Die optimale Anzeige von Webseiten auf möglichst vielen Browsern und mit verschiedenen Voreinstellungen ist ein rein technisches Problem: Es erfordert einiges Know How im Programmieren von Webauftritten und eine umfangreiche Testphase, um hier die maximale Usability zu gewährleisten. Dem Optimum auf der technischen Seite läuft der zweite Aspekt nicht selten zuwider: Für die intuitive Navigation durch die Seite ist auch ein gewisses Maß an Ästhetik notwendig, das wiederum Darstellungsprobleme hervorrufen kann.
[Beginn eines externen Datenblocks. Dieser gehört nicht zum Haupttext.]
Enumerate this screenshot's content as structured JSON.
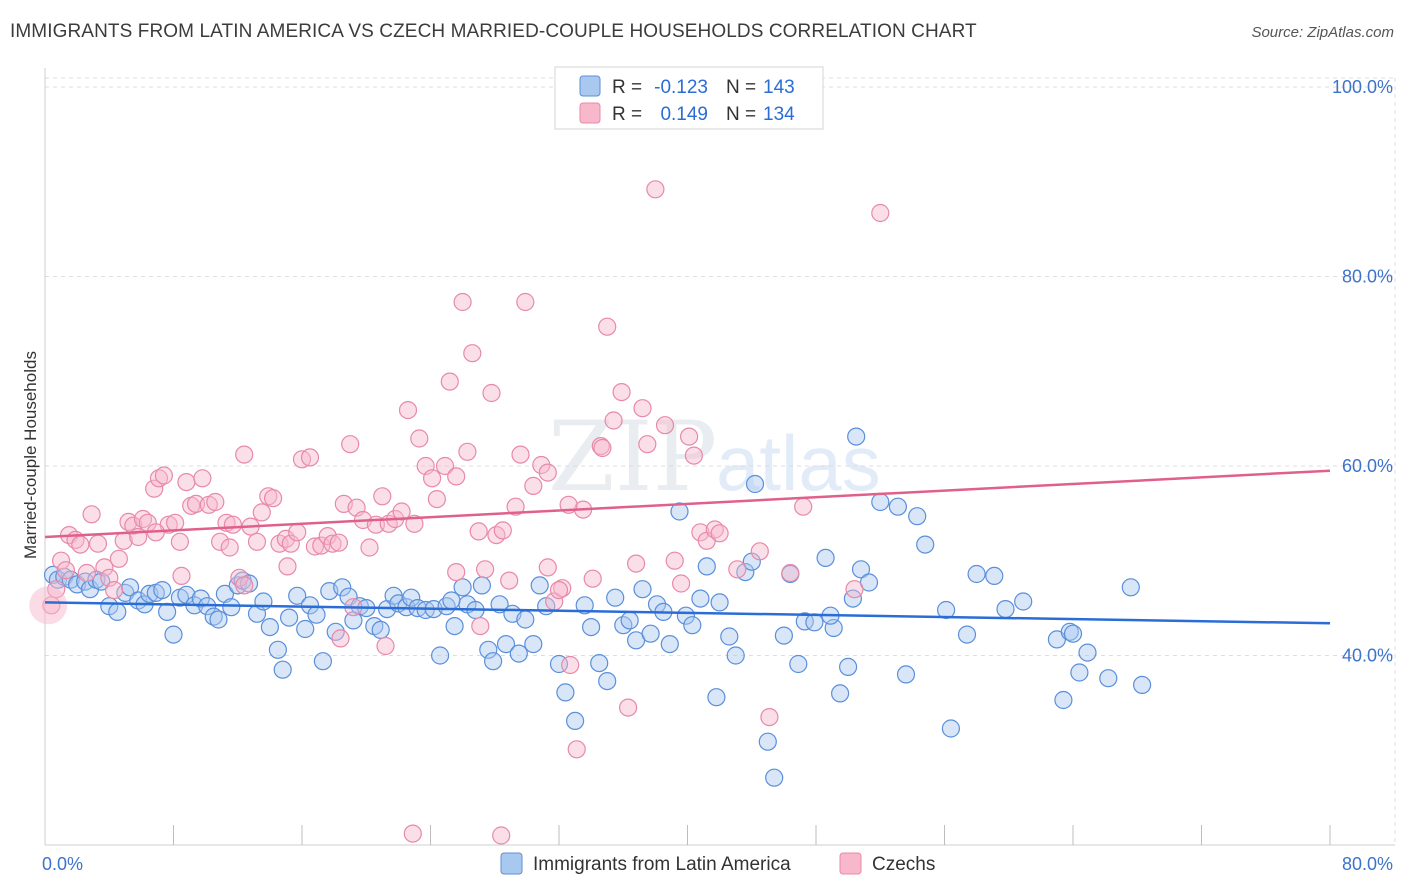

Die Hauptrolle spielt allerdings ein klarer Aufbau, der entweder gelernten Mustern folgt, oder so speziell ist, dass ihm der User aus einem gewissen Spieltrieb heraus zu folgen bereit ist. Meist wird bei Usability von Studien und Erfahrungswerten ausgegangen: Der durchschnittliche User erwartet etwa die Hauptnavigation entweder oben oder links. Dunkle Schrift auf hellem Grund ist besser zu lesen als helle Schrift auf dunklem Grund. Bewegte Elemente sollten sparsam eingesetzt werden, da sie vom eigentlichen Inhalt ablenken. Der Seitenaufbau sollte logisch und nachvollziehbar strukturiert und die gesuchte Information mit möglichst wenigen Klicks auffindbar sein. Und der User sollte immer wissen, wo auf der Seite er sich gerade befindet.